Я тоже подумала, и моё услужливое воображение тут же подсунуло мне картину: незнакомый гражданин, выдававший себя на представителя Интерпола, с восторгом выслушивает моё сообщение, а потом вынимает острый кинжал и вонзает его мне в грудную клетку. После чего спокойно покидает гостиницу.

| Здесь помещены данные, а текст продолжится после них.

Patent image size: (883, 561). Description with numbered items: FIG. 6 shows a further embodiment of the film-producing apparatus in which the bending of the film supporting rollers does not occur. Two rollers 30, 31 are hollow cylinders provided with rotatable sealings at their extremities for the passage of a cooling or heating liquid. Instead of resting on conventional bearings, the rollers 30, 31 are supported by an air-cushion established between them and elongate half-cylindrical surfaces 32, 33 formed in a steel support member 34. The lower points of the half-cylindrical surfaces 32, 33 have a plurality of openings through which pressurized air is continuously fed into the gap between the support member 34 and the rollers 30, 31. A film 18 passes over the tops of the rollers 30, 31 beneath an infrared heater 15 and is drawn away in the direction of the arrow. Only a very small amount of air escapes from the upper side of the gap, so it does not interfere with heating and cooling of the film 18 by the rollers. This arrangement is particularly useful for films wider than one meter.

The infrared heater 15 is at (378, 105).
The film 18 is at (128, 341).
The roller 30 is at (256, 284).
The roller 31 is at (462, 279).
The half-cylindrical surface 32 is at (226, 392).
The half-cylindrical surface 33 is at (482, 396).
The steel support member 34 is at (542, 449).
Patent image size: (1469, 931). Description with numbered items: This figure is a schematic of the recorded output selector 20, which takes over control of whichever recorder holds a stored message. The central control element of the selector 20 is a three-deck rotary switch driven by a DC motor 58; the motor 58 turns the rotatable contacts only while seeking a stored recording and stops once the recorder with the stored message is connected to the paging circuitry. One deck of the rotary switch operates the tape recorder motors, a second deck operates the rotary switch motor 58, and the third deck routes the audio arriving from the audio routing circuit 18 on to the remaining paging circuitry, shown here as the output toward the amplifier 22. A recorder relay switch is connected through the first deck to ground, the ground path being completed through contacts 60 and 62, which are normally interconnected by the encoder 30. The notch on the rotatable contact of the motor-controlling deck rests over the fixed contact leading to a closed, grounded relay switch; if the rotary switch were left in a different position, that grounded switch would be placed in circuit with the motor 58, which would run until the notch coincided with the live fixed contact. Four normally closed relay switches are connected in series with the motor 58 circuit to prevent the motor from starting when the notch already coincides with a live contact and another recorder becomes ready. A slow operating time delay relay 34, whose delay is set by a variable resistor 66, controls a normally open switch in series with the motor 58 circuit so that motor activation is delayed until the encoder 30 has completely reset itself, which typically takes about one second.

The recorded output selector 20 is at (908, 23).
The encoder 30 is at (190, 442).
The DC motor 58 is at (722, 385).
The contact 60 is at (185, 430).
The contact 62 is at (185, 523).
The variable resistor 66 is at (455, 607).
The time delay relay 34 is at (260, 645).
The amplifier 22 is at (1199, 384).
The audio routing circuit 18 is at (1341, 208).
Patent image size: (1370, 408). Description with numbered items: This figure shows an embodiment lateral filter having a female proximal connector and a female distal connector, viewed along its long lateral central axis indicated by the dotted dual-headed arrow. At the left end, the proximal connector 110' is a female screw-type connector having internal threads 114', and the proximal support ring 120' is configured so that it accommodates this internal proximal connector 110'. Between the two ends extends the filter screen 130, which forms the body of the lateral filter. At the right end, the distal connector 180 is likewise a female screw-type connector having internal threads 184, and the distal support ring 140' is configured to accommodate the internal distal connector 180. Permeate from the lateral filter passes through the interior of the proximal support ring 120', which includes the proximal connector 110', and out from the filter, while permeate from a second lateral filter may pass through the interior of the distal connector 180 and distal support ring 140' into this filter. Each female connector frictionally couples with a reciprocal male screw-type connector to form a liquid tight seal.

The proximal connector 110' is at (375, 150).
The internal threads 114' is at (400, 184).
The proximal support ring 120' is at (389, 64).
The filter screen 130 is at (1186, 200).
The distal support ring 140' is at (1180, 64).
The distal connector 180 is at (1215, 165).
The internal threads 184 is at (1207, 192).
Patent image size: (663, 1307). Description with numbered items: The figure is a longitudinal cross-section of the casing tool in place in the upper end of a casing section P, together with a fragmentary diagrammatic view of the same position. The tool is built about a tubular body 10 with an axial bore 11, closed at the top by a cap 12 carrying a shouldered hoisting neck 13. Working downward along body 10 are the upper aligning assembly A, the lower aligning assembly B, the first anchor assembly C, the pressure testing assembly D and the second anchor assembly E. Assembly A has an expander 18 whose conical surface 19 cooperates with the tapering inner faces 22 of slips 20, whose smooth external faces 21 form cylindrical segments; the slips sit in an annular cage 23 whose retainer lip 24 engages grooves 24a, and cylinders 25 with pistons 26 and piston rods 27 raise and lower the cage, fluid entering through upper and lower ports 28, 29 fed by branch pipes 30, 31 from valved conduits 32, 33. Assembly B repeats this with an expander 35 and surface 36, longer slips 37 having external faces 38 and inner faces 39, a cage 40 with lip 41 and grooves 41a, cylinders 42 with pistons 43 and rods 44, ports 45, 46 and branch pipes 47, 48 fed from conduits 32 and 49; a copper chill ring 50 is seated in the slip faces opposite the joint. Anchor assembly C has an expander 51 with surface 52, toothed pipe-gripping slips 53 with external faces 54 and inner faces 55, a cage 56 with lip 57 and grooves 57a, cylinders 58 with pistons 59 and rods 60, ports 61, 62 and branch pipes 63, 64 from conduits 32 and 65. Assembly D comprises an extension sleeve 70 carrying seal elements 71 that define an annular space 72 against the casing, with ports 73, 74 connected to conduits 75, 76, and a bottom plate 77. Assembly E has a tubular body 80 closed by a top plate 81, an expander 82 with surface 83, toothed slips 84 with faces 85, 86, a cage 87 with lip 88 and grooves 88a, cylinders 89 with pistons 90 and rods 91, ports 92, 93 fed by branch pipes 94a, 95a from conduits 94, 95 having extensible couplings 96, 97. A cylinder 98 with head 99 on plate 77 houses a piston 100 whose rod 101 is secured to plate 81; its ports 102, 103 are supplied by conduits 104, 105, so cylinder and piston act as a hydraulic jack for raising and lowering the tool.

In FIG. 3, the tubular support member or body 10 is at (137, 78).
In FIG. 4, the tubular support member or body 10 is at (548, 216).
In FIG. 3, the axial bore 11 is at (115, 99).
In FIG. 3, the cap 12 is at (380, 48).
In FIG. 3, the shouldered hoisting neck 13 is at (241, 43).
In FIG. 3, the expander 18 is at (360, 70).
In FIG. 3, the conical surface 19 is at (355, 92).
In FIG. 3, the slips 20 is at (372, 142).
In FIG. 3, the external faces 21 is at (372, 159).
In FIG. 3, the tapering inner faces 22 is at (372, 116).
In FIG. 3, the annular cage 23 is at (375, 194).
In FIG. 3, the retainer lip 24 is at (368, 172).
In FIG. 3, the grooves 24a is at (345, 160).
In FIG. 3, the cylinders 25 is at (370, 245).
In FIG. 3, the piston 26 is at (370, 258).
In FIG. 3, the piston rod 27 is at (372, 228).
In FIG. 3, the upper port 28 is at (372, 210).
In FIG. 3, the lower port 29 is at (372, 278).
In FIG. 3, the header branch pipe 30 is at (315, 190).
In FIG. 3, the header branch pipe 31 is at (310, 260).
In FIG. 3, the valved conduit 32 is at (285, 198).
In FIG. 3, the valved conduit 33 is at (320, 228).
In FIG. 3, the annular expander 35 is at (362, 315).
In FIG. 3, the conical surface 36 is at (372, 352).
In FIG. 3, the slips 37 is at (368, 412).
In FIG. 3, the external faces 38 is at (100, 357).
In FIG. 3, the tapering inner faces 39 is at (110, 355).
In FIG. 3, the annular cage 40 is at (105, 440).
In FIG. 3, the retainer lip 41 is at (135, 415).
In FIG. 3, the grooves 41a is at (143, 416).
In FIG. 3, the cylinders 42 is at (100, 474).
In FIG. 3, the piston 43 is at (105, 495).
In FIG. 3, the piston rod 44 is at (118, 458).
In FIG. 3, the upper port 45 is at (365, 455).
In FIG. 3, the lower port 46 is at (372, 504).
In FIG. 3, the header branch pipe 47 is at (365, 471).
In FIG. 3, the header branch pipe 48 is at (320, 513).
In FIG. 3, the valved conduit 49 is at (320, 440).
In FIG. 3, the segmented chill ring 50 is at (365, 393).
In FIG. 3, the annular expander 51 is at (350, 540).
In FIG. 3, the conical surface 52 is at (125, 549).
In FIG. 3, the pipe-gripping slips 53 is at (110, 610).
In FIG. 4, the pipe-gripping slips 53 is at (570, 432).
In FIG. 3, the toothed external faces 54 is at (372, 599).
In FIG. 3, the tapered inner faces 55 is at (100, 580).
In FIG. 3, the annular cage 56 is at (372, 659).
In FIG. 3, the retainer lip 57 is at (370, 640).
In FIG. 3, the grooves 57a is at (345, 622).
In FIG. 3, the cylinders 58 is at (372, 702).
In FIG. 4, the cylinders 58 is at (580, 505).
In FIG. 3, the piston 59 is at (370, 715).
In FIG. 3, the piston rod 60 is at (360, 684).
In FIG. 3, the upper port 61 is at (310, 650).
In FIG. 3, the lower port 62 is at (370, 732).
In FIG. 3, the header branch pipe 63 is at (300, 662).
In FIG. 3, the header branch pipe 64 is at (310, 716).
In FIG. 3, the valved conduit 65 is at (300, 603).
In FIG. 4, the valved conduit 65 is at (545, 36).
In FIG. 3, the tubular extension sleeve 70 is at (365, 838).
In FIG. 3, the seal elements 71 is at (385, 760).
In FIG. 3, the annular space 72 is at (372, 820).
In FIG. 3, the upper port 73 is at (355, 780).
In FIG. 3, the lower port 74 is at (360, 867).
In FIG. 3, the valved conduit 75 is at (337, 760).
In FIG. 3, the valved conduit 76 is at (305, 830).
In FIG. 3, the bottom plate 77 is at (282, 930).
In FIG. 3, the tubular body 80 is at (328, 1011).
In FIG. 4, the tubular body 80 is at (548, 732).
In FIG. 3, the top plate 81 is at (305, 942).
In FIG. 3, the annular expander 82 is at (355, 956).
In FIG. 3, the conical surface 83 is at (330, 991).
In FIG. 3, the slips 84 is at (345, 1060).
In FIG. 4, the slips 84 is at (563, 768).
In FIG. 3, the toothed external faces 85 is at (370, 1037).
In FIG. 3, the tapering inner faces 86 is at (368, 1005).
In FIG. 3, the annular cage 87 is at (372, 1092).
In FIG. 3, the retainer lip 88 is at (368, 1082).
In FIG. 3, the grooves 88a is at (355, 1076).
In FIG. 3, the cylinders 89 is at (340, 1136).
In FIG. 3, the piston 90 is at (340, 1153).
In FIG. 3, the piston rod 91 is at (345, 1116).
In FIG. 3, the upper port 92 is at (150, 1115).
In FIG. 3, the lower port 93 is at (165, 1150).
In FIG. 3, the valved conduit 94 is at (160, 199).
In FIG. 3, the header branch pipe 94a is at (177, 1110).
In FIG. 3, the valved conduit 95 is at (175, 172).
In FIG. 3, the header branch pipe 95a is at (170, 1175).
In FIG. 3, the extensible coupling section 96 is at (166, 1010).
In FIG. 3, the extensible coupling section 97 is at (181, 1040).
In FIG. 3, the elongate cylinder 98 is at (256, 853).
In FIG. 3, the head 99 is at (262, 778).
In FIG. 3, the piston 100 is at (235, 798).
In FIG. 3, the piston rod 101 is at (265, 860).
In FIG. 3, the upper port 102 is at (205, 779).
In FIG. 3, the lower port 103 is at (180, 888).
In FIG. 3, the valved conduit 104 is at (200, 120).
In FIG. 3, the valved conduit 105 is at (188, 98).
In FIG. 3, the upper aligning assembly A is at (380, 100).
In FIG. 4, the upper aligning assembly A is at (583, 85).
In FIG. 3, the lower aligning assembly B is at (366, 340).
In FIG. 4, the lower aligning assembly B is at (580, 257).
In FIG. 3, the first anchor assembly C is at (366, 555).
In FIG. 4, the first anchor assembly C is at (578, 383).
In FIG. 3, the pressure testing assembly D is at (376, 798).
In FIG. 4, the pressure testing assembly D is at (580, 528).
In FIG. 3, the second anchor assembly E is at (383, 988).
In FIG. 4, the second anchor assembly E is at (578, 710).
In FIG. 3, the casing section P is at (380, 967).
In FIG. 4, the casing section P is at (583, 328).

— Ну, нет, — мрачно ответила я. — Если выбирать из двух зол — уж лучше я сама к ним пойду. Я до того дошла, что в каждом вижу бандита. Прошу тебя, если можешь и если знаешь, где этот Интерпол помещается, поезжай туда и посмотри, нет ли поблизости чего подозрительного.

— Хорошо, я могу проехать там, хотя и не представляю себе, как должно выглядеть что-то подозрительное.

Из отчёта, сделанного мне на следующий день, я поняла, что там подозрительно абсолютно все. Автомашины, стоящие поблизости, могли поджидать меня. Прохаживающийся перед зданием полицейский мог быть подкуплен гангстерами. Люди всех возрастов, сидящие на расположенных поблизости скамейках и тумбах, могли быть людьми шефа. Проходящий мимо кюре под зонтиком мог быть переодетым бандитом.

— А чтоб их черти взяли, — с досадой проговорила я. — В конце концов, я могла бы пойти туда и остаться там, если бы не настоятельная необходимость лечиться от ревматизма и авитаминоза. И вообще, если я сейчас не приду в себя, то не приду никогда. А пока можно я оставлю у тебя кое-что из моих вещей?

Утром я села в самолёт, отправляющийся в Катанию.

* * *

Тем временем в покинутом мною замке развернулись очень интересные события.

— Высокочтимая дама! — ревел сторож в отверстие в потолке. — Эй, ты, отзовись! Ты жива?

Снизу никто не отзывался. Как видно, я опять была не в духе и не хотела отвечать. Сердито ворча, сторож спустил корзинку, вывалил её содержимое, вытащил пустую корзинку обратно и удалился.

На следующий день он ревел дольше и громче, но я по-прежнему не отзывалась. Он попытался рассмотреть, что делается внизу. Там царила непроглядная тьма. Может, я потому была не в настроении, что моя коптилка погасла? Правда, у меня были спички, но они могли отсыреть.